Discovering novel concepts in LLMs: Extraction of important, complex, yet learnable features
Simon Elias Schrader, Kamal Maher
Mentored by Kola Ayonrinde
Working report from the SPAR program. May not reflect the authors' current views.
Abstract
AI systems often outperform humans on complex tasks. This superior performance does not always arise from faster execution of human-like reasoning, but from qualitatively different internal algorithms and representations. Mechanistic interpretability can isolate these representations as features, many of which show clear patterns, while others appear uninterpretable. However, we lack a general method to identify apparently uninterpretable features that prove interpretable upon closer inspection. Here, we present a method to isolate these features in large language models (LLMs) using sparse autoencoders (SAEs).

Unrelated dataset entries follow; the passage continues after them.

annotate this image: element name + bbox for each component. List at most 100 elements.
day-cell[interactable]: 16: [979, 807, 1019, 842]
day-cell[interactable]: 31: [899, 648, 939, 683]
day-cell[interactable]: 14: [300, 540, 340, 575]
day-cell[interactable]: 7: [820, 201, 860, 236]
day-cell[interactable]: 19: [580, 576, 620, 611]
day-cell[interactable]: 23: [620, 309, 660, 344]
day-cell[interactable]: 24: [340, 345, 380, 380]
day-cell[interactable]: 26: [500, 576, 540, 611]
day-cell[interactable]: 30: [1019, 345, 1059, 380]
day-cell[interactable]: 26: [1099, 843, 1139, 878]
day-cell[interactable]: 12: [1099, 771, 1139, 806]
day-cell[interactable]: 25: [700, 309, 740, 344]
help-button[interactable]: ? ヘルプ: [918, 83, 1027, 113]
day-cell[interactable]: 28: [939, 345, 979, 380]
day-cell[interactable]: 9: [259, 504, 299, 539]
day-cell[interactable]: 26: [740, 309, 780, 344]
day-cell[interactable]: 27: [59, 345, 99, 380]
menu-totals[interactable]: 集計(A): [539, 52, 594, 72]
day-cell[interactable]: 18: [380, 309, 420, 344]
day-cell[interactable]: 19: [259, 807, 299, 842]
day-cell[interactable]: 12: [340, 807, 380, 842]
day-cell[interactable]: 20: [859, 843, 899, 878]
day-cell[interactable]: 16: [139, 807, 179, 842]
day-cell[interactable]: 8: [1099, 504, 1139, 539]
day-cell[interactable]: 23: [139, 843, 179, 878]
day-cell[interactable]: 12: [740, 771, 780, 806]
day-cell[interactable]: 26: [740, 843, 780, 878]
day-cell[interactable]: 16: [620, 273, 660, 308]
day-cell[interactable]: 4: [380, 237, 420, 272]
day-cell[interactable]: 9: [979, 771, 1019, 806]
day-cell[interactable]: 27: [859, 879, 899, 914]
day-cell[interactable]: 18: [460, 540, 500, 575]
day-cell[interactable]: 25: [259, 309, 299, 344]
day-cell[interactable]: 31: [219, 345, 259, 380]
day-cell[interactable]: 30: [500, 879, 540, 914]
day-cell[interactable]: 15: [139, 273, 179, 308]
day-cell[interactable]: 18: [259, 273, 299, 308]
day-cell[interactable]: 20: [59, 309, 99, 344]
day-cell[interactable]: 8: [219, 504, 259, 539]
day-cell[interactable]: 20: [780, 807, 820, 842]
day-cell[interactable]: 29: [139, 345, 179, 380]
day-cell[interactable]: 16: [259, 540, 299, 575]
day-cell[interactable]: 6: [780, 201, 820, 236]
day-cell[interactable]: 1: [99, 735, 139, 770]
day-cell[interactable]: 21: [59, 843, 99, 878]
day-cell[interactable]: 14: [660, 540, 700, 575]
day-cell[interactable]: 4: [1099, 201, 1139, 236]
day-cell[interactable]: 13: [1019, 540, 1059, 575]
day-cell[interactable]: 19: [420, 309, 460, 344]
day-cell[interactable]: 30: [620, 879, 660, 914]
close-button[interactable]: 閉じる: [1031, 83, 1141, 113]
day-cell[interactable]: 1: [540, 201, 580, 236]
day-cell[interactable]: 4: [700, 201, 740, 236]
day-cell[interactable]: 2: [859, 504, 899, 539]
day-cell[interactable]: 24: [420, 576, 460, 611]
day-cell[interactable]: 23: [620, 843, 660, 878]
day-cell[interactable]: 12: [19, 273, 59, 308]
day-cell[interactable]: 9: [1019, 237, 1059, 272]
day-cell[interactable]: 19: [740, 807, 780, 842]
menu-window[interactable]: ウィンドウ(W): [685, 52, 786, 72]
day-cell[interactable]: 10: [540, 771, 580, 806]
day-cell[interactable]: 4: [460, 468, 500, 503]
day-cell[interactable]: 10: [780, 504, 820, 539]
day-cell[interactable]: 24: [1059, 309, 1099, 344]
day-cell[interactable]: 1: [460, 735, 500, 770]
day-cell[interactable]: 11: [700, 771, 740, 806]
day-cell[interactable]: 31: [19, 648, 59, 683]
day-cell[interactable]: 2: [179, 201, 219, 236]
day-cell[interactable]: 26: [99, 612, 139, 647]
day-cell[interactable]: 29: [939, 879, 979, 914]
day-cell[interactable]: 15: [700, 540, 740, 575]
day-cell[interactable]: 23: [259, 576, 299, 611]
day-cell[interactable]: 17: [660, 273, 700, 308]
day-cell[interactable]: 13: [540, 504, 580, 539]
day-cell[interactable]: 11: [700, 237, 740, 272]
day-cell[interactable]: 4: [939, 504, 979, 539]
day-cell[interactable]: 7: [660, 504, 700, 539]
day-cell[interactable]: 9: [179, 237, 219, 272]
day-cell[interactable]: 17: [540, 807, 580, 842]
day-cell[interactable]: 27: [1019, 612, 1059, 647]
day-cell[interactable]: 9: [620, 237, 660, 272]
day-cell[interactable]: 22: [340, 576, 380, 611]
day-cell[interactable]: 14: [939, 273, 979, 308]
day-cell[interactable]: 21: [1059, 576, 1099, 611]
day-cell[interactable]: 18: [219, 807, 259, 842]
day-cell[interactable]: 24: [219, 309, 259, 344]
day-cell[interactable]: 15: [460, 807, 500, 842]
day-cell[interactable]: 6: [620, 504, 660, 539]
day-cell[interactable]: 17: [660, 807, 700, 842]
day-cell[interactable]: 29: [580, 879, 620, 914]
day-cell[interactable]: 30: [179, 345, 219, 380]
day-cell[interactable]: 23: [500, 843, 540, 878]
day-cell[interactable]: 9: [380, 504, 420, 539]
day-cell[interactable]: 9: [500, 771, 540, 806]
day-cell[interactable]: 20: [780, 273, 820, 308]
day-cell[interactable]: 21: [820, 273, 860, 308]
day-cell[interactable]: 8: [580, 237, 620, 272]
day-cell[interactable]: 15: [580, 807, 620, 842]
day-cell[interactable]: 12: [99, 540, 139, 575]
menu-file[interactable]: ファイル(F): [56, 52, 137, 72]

We filter for SAE features that are important to model behavior, measured by direct logit attribution, and complex based on low automated interpretability (AutoInterp) scores. We then use LLM agents to generate improved explanations about feature behaviour and evaluate feature learnability via increases in detection accuracy as agents iteratively refine explanations. We apply our method to Gemma 2 2B and find an increase of 6 percentage points in detection accuracy, with many complex features corresponding to abstract grammatical concepts. Our results suggest that some complex features may be learnable by humans, enabling the transfer of novel concepts to humans, with relevance for scientific discovery and AI safety.